According to the Announcement on Extending the Implementation Period for Some Preferential Tax Policies (CAISHUI  No. 6 released by the Ministry of Finance and the State Administration of Taxation on 15 March 2021), where the preferential tax policies specified in “CAISHUI [ 2018] No. 54″have expired, the implementation period will be extended to 31 December 2023.

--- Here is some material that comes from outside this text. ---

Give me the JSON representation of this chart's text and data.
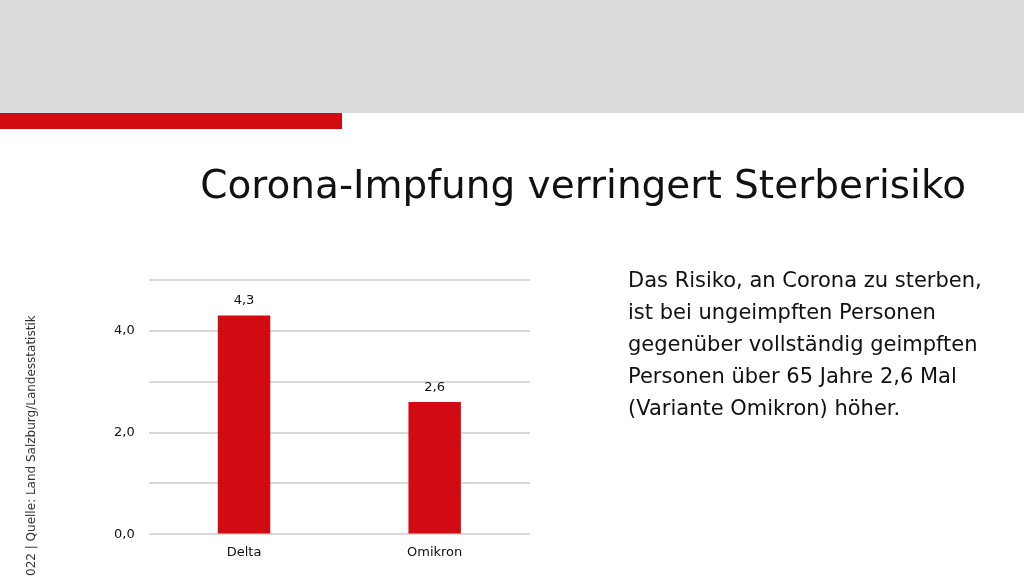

Summary of one-time deduction policy for fixed assets
|Unit Price （ RMB ）||Item||Condition||Purpose||Purchase time ||Apply to|
|≤ 5,000||Fixed Assets||Held||Unlimited||Since 2014.01.01||All industries|
|≤ 1,000,000||Equipment||New purchases||Research and Development (R&D)||Since 2014.01.01||All industries|
|≤ 1,000,000||Equipment||New purchases||Both R&D and Business Operating||Since 2014.01.01||Small and low-profit enterprises in six particular industries |
|≤ 1,000,000||Equipment||New purchases||Both R&D and Business Operating||Since 2015.01.01||Small and low-profit enterprises in four key industries |
|≤ 5,000,000||Equipment||New purchases||Unlimited||2018.01.01 to 2023.12.31||All industries|
 The purchase time: fixed assets purchased in the monetary form shall be recognised based on the invoice date, except those purchased by instalment or credit sales; fixed assets purchased by instalment or credit sales shall be recognised by arrival date; self-built fixed assets shall be recognised according to the completion time.
 Six particular industries: Biopharmacy; Special equipment manufacture; Railway, vessel, aerospace and other transport equipment manufacture; Computer, communication and other electronic equipment manufacture; Instrument and meter manufacture; Information transmission, software and information service.

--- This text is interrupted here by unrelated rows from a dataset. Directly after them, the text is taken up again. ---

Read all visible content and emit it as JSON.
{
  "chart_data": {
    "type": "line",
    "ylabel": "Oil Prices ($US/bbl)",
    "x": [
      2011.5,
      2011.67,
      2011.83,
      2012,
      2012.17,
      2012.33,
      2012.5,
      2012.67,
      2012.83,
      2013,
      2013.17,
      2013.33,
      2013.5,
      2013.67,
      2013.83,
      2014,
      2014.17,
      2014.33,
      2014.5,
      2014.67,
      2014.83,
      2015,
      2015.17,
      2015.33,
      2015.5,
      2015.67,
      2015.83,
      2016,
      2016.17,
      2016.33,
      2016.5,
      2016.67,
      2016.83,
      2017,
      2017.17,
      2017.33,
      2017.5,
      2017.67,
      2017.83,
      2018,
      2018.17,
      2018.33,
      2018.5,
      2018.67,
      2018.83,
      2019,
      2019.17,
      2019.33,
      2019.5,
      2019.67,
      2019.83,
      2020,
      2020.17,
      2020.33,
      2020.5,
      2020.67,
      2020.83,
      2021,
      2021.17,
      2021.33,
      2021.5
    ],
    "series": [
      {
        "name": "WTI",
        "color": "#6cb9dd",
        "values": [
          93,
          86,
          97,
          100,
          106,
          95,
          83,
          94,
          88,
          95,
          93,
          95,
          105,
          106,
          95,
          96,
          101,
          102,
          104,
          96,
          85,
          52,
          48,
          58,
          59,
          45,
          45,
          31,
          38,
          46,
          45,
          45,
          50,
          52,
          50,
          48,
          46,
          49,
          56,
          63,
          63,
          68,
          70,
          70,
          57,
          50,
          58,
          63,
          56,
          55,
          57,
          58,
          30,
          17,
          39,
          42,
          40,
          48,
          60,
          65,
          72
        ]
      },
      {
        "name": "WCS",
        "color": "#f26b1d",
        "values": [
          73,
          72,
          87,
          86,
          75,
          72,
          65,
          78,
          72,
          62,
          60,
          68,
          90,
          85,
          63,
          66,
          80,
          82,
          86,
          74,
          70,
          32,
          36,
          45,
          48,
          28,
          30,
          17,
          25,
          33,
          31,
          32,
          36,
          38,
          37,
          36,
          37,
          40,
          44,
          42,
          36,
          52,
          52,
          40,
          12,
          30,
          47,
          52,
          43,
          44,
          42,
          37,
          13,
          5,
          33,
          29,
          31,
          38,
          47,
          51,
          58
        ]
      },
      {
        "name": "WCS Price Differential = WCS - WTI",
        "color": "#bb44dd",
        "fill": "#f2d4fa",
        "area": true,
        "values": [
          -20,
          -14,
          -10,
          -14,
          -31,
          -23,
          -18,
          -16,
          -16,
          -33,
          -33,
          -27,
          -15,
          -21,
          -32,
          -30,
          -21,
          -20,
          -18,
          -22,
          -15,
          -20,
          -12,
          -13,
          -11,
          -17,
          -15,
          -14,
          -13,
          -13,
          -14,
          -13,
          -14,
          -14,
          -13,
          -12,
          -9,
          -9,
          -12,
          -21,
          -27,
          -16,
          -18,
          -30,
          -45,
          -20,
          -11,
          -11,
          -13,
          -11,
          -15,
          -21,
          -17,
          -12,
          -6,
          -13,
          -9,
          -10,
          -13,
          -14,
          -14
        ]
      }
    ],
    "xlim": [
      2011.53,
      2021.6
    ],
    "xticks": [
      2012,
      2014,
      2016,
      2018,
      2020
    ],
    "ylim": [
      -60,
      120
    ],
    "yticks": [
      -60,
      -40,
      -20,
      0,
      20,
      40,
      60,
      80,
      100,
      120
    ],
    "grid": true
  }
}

 Light, Textile, Mechanical, Automobile.
The analysis of the policy is mainly attributed to the following key aspects:
There is no industry restriction, meaning the new policy applies to all industries. Since partnerships and sole traders are exempted from enterprise income tax, the new policy is not applicable.

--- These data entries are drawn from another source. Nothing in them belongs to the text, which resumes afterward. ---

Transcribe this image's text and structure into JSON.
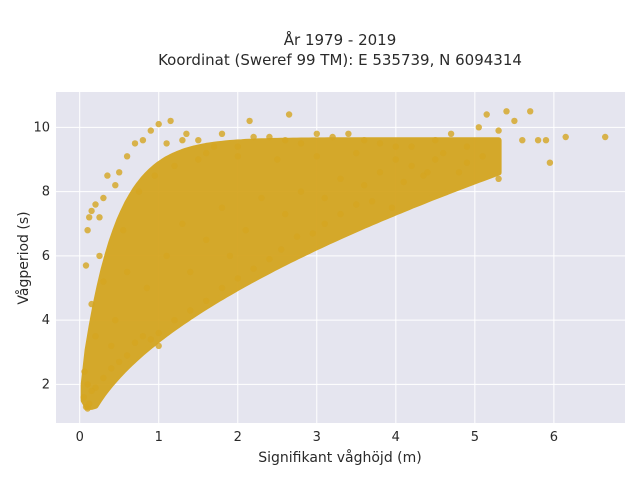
{
  "chart_data": {
    "type": "scatter",
    "title_lines": [
      "År 1979 - 2019",
      "Koordinat (Sweref 99 TM): E 535739, N 6094314"
    ],
    "xlabel": "Signifikant våghöjd (m)",
    "ylabel": "Vågperiod (s)",
    "xlim": [
      -0.3,
      6.9
    ],
    "ylim": [
      0.8,
      11.1
    ],
    "x_ticks": [
      0,
      1,
      2,
      3,
      4,
      5,
      6
    ],
    "x_tick_labels": [
      "0",
      "1",
      "2",
      "3",
      "4",
      "5",
      "6"
    ],
    "y_ticks": [
      2,
      4,
      6,
      8,
      10
    ],
    "y_tick_labels": [
      "2",
      "4",
      "6",
      "8",
      "10"
    ],
    "grid": true,
    "legend": "none",
    "colors": {
      "plot_bg": "#e5e5ef",
      "grid": "#ffffff",
      "marker": "#d4a520"
    },
    "series": [
      {
        "points": [
          [
            0.05,
            1.6
          ],
          [
            0.08,
            1.3
          ],
          [
            0.1,
            1.25
          ],
          [
            0.12,
            1.4
          ],
          [
            0.1,
            2.0
          ],
          [
            0.06,
            2.4
          ],
          [
            0.08,
            5.7
          ],
          [
            0.1,
            6.8
          ],
          [
            0.12,
            7.2
          ],
          [
            0.15,
            7.4
          ],
          [
            0.2,
            7.6
          ],
          [
            0.25,
            7.2
          ],
          [
            0.3,
            7.8
          ],
          [
            0.35,
            8.5
          ],
          [
            0.45,
            8.2
          ],
          [
            0.5,
            8.6
          ],
          [
            0.6,
            9.1
          ],
          [
            0.7,
            9.5
          ],
          [
            0.8,
            9.6
          ],
          [
            0.9,
            9.9
          ],
          [
            1.0,
            10.1
          ],
          [
            1.1,
            9.5
          ],
          [
            1.15,
            10.2
          ],
          [
            1.3,
            9.6
          ],
          [
            1.35,
            9.8
          ],
          [
            1.5,
            9.6
          ],
          [
            1.6,
            9.2
          ],
          [
            1.7,
            9.4
          ],
          [
            1.8,
            9.8
          ],
          [
            2.0,
            9.4
          ],
          [
            2.15,
            10.2
          ],
          [
            2.2,
            9.7
          ],
          [
            2.4,
            9.7
          ],
          [
            2.6,
            9.6
          ],
          [
            2.65,
            10.4
          ],
          [
            2.8,
            9.5
          ],
          [
            3.0,
            9.8
          ],
          [
            3.2,
            9.7
          ],
          [
            3.4,
            9.8
          ],
          [
            3.6,
            9.6
          ],
          [
            3.8,
            9.5
          ],
          [
            4.0,
            9.4
          ],
          [
            4.2,
            9.4
          ],
          [
            4.5,
            9.6
          ],
          [
            4.7,
            9.8
          ],
          [
            4.9,
            9.4
          ],
          [
            5.05,
            10.0
          ],
          [
            5.15,
            10.4
          ],
          [
            5.3,
            9.9
          ],
          [
            5.4,
            10.5
          ],
          [
            5.5,
            10.2
          ],
          [
            5.6,
            9.6
          ],
          [
            5.7,
            10.5
          ],
          [
            5.8,
            9.6
          ],
          [
            5.9,
            9.6
          ],
          [
            5.95,
            8.9
          ],
          [
            6.15,
            9.7
          ],
          [
            6.65,
            9.7
          ],
          [
            5.3,
            8.4
          ],
          [
            5.1,
            9.1
          ],
          [
            4.9,
            8.9
          ],
          [
            4.8,
            8.6
          ],
          [
            4.6,
            9.2
          ],
          [
            4.4,
            8.6
          ],
          [
            4.35,
            8.5
          ],
          [
            4.1,
            8.3
          ],
          [
            3.95,
            7.5
          ],
          [
            3.7,
            7.7
          ],
          [
            3.5,
            7.6
          ],
          [
            3.3,
            7.3
          ],
          [
            3.1,
            7.0
          ],
          [
            2.95,
            6.7
          ],
          [
            2.75,
            6.6
          ],
          [
            2.55,
            6.2
          ],
          [
            2.4,
            5.9
          ],
          [
            2.2,
            5.6
          ],
          [
            2.0,
            5.3
          ],
          [
            1.8,
            5.0
          ],
          [
            1.6,
            4.6
          ],
          [
            1.4,
            4.3
          ],
          [
            1.2,
            4.0
          ],
          [
            1.0,
            3.6
          ],
          [
            0.9,
            3.4
          ],
          [
            0.8,
            3.5
          ],
          [
            0.7,
            3.3
          ],
          [
            0.6,
            2.9
          ],
          [
            0.5,
            2.7
          ],
          [
            0.4,
            2.5
          ],
          [
            0.3,
            2.2
          ],
          [
            0.2,
            1.9
          ],
          [
            0.15,
            1.8
          ],
          [
            1.0,
            3.2
          ],
          [
            0.45,
            4.0
          ],
          [
            0.3,
            5.2
          ],
          [
            0.25,
            6.0
          ],
          [
            0.55,
            6.8
          ],
          [
            0.75,
            8.0
          ],
          [
            0.95,
            8.5
          ],
          [
            1.2,
            8.8
          ],
          [
            1.5,
            9.0
          ],
          [
            2.0,
            9.1
          ],
          [
            2.5,
            9.0
          ],
          [
            3.0,
            9.1
          ],
          [
            3.5,
            9.2
          ],
          [
            4.0,
            9.0
          ],
          [
            4.5,
            9.0
          ],
          [
            1.3,
            7.0
          ],
          [
            1.8,
            7.5
          ],
          [
            2.3,
            7.8
          ],
          [
            2.8,
            8.0
          ],
          [
            3.3,
            8.4
          ],
          [
            3.8,
            8.6
          ],
          [
            1.1,
            6.0
          ],
          [
            1.6,
            6.5
          ],
          [
            2.1,
            6.8
          ],
          [
            2.6,
            7.3
          ],
          [
            3.1,
            7.8
          ],
          [
            3.6,
            8.2
          ],
          [
            4.2,
            8.8
          ],
          [
            0.85,
            5.0
          ],
          [
            1.4,
            5.5
          ],
          [
            1.9,
            6.0
          ],
          [
            0.6,
            5.5
          ],
          [
            0.4,
            3.2
          ],
          [
            0.2,
            3.5
          ],
          [
            0.15,
            4.5
          ]
        ]
      }
    ]
  }
}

The term “new acquisition”refers to either a brand-new purchased item or a second-hand item.
It refers to fixed assets except for constructions in progress and buildings.
If a company is a general taxpayer, there are two situations according to the types of fapiao: 1. when the fapiao is a special VAT fapiao, the unit price should exclude VAT, as the special VAT is deductible and 2. when the fapiao is a regular VAT fapiao, the unit price should include VAT, as the regular VAT is non-deductible.
If a company is a small-scale taxpayer, the unit price shall include VAT, as small-scale taxpayers cannot deduct input tax.
Fixed assets shall be deducted before tax in the year following the month they are put into use.
If a company chooses to enjoy the one-time pre-tax deduction policy, the tax treatment of its assets may be inconsistent with the accounting treatment.
A company can enjoy the one-time pre-tax deduction policy according to their production and operation accounting needs. Those who do not choose to enjoy the one-time pre-tax deduction policy may not be changed in subsequent years.
The one-time deduction policy for fixed assets under RMB five million applies to all industries. The extension of the implementation period is undoubtedly good news for enterprises that can continue enjoying the benefits of pre-tax deductions to ease the cash flow pressure. One thing to note is that when applying the policy, for the temporary difference between the tax deduction and accounting treatment, the relative deferred income tax needs to be confirmed.